Dienstag, 31. Januar 2012

Hermann

Es war Liebe auf den ersten Blick, oder besser gesagt auf den ersten Lärm.
Bei meinen letzten Besuchen in Berlin hörte ich ihn nur. Morgens gegen sechs Uhr wahlweise hüpfend, schreiend oder einen Gegenstand über das Parkett werfend, ziehend, rollend oder schmeißend.
Sein Revier, inklusive Fuhrpark, befindet sich direkt über dem Gästezimmer, welches ich seit Sonntag in Beschlag genommen habe. Zur Zeit klopft der Zweijährige bevorzugt gern gegen Heizungsrohre. Jedoch auf gar keinen Fall nach acht Uhr morgens!

Als wir uns gestern im Treppenhaus begegneten, trafen sich unsere Blicke und ich wusste sofort, dass es sich bei dem kleinen blonden Jungen mit Pudelmütze  um meinen morgendlichen Weckdienst in Persona handelte.
„Schau mal Hermann, Vela und Thomas haben Besuch!“ hörte ich seine russische Mutter sagen. 
Hermann musterte mich, kniff die Augen zusammen und vergrub sein Gesicht zwischen den Brüsten seiner Mutter.
Er hatte einen Brummkreisel im Arm und so war ich stillschweigend informiert, wie die Weckzeremonie für den nächsten Morgen gestaltet werden könnte, während ich immer noch darüber nachdachte, dass diese Eltern ihr Kind tatsächlich Hermann genannt hatten.

Ich behielt in jedem Fall Recht. Heute Morgen ab halb sieben zählte ich mit. Hermann brachte es nach ausgiebiger Übung auf fast zweiundzwanzig Sekunden,in denen er den Brummkreisel in Schwung hielt, bevor dieser wieder tock tock tock tock tock , auf dem Parkett zum Erliegen kam. Auf ein Neues Hermann! Du schaffst die halbe Minute!
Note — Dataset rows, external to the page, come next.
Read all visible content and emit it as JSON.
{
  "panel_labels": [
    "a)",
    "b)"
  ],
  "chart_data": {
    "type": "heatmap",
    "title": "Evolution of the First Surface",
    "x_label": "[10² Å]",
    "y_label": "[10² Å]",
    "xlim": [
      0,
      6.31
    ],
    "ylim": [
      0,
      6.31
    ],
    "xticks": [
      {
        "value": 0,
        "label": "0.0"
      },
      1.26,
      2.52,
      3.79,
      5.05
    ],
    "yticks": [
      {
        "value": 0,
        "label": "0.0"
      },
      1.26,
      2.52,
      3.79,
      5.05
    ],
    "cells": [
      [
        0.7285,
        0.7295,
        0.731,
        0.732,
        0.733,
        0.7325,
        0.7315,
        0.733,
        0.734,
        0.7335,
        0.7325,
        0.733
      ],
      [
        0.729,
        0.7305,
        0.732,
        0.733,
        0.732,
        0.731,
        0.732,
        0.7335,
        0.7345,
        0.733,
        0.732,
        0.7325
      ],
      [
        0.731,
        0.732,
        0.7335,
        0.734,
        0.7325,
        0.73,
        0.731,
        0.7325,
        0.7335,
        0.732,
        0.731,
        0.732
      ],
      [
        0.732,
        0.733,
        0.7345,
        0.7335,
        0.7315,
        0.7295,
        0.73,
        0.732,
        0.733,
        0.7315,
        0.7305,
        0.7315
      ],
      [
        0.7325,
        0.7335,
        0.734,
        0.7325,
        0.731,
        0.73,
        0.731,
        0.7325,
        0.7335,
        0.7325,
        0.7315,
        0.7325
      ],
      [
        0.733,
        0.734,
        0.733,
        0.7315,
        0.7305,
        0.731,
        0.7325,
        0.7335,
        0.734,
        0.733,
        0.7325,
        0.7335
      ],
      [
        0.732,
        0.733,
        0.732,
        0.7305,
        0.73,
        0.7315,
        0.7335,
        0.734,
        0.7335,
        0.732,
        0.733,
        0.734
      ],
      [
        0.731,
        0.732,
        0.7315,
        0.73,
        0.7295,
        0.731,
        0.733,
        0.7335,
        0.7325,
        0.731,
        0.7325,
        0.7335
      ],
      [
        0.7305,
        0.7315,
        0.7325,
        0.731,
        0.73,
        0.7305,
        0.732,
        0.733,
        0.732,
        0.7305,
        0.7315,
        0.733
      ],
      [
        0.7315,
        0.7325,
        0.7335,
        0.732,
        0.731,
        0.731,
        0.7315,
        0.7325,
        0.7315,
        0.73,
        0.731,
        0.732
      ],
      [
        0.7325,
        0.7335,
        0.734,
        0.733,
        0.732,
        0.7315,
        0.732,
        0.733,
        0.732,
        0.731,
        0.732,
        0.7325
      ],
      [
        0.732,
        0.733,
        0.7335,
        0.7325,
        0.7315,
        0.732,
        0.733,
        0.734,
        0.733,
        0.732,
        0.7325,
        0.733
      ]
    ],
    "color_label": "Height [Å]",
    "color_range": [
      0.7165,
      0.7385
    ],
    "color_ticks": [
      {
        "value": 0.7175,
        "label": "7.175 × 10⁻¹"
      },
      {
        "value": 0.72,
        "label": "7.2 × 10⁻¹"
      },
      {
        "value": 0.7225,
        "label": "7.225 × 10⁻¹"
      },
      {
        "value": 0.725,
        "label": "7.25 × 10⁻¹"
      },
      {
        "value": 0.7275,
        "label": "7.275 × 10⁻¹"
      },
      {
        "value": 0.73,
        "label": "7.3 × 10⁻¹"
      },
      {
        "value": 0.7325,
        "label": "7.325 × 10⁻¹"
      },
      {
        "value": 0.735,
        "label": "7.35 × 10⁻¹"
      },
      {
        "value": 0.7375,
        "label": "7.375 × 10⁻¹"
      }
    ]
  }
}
Der aufmerksame ehemalige Abschnittsbevollmächtigte Herr Braun aus dem Erdgeschoss freut sich im Übrigen sehr über den Stammhalter Hermann aus dem vierten Stock. „Wenigstens ist das mal ein guter deutscher Name!“
Hermanns Spielkumpels heißen nebenbei bemerkt Julius und Arthus.
Sollte ich jemals Kinder bekommen, so nenne ich sie Krawall und Remmidemmi, da weiß man wenigstens gleich, was Phase ist. Gehabt euch wohl, eure Koschka!